4) Antibodies From Recovered Patients Against Variants

A pre-peer review article published online studied the antibodies from patients who recovered from COVID against the B1351 variant. They then compared the same patients after a single dose of the Pfizer or Moderna vaccination. Interestingly, they found all 10 samples displayed weak neutralizing antibodies against the original Wuhan strain, and only half demonstrated weak neutralizing activity against the B1351 (South Africa) variant. However, after a single dose of vaccine, there was a 1000 fold increase in neutralizing IgG and IgA antibodies, with a less robust (2-3 fold lower) but still improved response against the B1351 variant. This very small study suggests that patients who have recovered form infection would still benefit from one vaccine dose.

5) Exposure For Vaccinated People

The CDC published new guidelines regarding COVID exposure in people who have been vaccinated. They suggest that people do not need to quarantine after exposure if they meet all 3 criteria listed:

  • Are fully vaccinated (i.e., ≥2 weeks following receipt of the second dose in a 2-dose series, or ≥2 weeks following receipt of one dose of a single-dose vaccine)
  • Are within 3 months following receipt of the last dose in the series
  • Have remained asymptomatic since the current COVID-19 exposure

The 3 month stipulation is expected to increase as more data is published regarding vaccine immunity.

6) Dementia And COVID-19

A study published in Alzheimer’s & Dementia studied patients in the U.S. with varying types of dementia and their risk of contracting COVID-19. The study examined the electronic health records of over 61 million adult patients. 1,064,960 patients with dementia, 15,770 with COVID‐19, and 810 with both dementia and COVID‐19. They found the following risks over a 6 month period:

  • Adults (>18yo) with COVID has a 25% chance of hospitalization
  • Adults with dementia and COVID had a 59% chance of hospitalization
  • Adult Blacks with dementia and COVID had a 73% chance of hospitalization
  • Adults (>18yo) with COVID had a 5.6% risk of death
  • Adults with dementia and COVID had a 20% risk of death
  • Adult Blacks with dementia and COVID had a 23% risk of death

The study highlights the significant increased risk of death and hospitalization for patients with dementia and COVID-19.

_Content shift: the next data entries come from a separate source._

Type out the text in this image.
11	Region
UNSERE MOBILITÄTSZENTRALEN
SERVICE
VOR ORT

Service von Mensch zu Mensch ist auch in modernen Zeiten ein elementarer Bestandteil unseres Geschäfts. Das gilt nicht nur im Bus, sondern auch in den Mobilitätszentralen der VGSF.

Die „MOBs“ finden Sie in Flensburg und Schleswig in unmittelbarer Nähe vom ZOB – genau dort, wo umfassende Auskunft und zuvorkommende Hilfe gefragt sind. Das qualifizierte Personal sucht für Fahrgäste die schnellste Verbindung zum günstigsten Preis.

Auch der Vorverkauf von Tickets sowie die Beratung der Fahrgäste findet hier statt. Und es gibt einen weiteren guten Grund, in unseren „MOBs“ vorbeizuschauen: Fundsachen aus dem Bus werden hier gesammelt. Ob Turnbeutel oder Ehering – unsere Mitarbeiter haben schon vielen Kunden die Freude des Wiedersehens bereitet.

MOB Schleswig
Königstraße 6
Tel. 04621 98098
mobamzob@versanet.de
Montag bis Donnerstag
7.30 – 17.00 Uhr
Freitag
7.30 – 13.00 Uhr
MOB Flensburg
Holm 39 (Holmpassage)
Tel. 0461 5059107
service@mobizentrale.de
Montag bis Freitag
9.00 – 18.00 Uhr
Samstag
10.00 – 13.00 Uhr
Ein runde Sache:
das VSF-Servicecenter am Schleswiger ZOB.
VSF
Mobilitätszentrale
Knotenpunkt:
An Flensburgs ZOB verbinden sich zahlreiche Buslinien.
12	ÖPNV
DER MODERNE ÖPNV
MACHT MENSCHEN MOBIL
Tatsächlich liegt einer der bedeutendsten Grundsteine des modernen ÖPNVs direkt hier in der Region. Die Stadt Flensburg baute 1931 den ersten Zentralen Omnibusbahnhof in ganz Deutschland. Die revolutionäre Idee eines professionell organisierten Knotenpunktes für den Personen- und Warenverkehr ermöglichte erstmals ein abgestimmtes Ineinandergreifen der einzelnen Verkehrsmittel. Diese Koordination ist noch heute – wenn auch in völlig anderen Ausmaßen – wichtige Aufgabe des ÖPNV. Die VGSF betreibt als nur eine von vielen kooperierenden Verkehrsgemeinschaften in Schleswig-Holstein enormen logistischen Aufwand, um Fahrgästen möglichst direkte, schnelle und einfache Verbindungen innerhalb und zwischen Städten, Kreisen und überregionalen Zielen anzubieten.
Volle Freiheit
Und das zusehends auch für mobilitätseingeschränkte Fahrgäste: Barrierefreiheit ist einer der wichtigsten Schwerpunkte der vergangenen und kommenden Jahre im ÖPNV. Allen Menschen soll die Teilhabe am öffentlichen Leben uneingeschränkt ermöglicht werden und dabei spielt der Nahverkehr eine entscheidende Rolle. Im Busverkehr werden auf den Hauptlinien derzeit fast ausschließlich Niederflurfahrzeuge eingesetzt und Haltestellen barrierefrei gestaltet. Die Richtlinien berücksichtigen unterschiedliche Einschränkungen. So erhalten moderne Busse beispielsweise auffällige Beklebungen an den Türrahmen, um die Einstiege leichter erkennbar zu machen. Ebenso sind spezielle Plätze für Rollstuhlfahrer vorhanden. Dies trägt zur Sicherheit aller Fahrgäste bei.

7) FDA Authorizes Dual Antibody Treatment

The FDA provided emergency authorization to Eli Lilly for use of its combination antibody therapy against COVID-19. The authorization allows a combination of 700 mg bamlanivimab and 1400 milligrams etesevimab to be infused as a single dose for mild to moderate COVID in high risk patients 12 years of age and older, weighing at least 40 kg.

8) WHO Finds COVID-19 Not Leaked From Chinese Lab

A team of investigators from the World Health Organization concluded an investigation into the origins of the virus that causes COVID-19. In a press conference, the team stated that the the virus most likely appeared in humans after jumping from an animal. They note “the findings suggest that the laboratory incident hypothesis is extremely unlikely to explain introduction of the virus into the human population and therefore is not a hypothesis that will imply to suggest future studies…”

9) Florida Leads Nation In B117 Variant Cases

The CDC COVID-19 variant tracker shows that Florida has the most B1117 (U.K.) cases in the country so far. Over 300 cases have been reported. California has the second highest number with over 150 cases reported. B1351 (South Africa) and P1 (Brazil) variant activity remains low in the U.S.